All of which is to say that fractiousness, these days, seems to be more remunerative than unity. We’re becoming a go-it-alone, winner-takes-all world, where opposition beats cooperation — and that, in turn, bodes ill for peace and for federalism wherever it’s found. There’s no chance of outright war within the EU: that particular achievement is nailed down, and has been for decades now. But riots and unrest and national-independence movements are on the rise, in large part because the European project of ever-greater integration and unity has stopped producing wealth and started destroying it instead.
The dot-com boom of the late 1990s was financed in large part by the peace dividend of the early 1990s: money which used to get poured into the Cold War could be spent much more productively elsewhere. Indeed, for most of the past 50 years, western Europe has been steadily moving money out of swords and into ploughshares and the welfare state. But that trend has been taken about as far as it can go, at least in Europe. And so while peace and prosperity have historically been aligned, as the consultants might have it, that alignment is getting thrown out of whack right now.
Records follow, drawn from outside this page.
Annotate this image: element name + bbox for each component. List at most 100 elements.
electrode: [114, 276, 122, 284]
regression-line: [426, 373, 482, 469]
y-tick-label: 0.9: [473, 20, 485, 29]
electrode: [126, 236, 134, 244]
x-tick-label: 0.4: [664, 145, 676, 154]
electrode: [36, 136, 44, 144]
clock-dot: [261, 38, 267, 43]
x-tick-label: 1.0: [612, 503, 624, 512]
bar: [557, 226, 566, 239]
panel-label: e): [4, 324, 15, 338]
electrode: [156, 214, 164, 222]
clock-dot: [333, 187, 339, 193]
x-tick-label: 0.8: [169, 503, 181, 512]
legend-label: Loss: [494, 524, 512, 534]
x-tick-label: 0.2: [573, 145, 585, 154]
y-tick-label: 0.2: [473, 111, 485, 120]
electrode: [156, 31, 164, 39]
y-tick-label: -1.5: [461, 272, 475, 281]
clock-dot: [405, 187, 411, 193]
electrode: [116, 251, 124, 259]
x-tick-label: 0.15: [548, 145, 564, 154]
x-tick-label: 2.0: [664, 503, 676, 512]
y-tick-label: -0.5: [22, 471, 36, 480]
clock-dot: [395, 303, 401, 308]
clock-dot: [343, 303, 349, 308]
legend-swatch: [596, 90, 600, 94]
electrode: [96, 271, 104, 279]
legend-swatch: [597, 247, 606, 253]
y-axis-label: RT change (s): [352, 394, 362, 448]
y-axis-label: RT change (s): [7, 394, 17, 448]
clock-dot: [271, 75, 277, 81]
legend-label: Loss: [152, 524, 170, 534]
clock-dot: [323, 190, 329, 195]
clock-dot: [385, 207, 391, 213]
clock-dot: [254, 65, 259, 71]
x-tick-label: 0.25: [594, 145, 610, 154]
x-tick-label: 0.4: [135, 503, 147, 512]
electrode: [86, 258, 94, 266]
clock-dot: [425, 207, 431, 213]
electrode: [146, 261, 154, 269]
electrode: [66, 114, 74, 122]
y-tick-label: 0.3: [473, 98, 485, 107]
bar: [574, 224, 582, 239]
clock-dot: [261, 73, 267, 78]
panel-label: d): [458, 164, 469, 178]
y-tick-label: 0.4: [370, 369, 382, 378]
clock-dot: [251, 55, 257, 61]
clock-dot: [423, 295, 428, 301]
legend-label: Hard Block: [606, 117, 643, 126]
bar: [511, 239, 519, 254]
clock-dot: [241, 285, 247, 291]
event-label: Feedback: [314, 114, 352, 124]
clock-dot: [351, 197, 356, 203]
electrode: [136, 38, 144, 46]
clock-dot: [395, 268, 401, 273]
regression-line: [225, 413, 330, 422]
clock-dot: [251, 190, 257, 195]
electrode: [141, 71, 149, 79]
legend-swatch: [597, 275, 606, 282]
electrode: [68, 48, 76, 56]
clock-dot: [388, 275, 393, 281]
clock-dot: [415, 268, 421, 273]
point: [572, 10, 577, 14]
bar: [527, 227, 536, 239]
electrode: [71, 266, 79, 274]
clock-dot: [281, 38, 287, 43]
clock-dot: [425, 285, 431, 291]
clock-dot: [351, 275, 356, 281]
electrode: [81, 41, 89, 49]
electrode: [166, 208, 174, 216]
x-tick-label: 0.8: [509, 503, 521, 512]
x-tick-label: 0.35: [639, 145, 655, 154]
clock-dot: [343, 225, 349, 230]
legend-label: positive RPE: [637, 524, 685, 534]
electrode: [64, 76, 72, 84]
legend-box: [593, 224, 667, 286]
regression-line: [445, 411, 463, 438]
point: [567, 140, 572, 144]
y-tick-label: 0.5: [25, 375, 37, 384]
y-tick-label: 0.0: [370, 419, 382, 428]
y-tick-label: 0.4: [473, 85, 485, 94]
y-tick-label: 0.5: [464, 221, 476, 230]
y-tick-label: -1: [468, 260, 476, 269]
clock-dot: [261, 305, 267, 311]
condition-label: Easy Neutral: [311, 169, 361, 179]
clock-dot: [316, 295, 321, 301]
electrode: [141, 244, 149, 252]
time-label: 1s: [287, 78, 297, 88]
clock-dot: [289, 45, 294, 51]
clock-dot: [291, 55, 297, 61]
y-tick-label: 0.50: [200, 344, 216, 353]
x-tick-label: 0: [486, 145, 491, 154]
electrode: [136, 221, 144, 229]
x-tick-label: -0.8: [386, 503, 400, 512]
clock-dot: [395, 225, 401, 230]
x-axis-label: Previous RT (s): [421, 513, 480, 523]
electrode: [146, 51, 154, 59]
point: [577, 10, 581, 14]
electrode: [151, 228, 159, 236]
Which is why I think the Nobel committee decided to give the EU its gong this year. It’s their way of saying that the European project is a worthy and noble one regardless of whether it creates wealth and prosperity. In reality, however, if a European economy falls into a deep recession where the only visible way out is exit from the euro, then that economy will inevitably exit the euro. Politics might sometimes trump economics, but economics nearly always trumps ethics. Almost everybody likes the EU in theory. But unless it works for them in practice, it will certainly fall apart.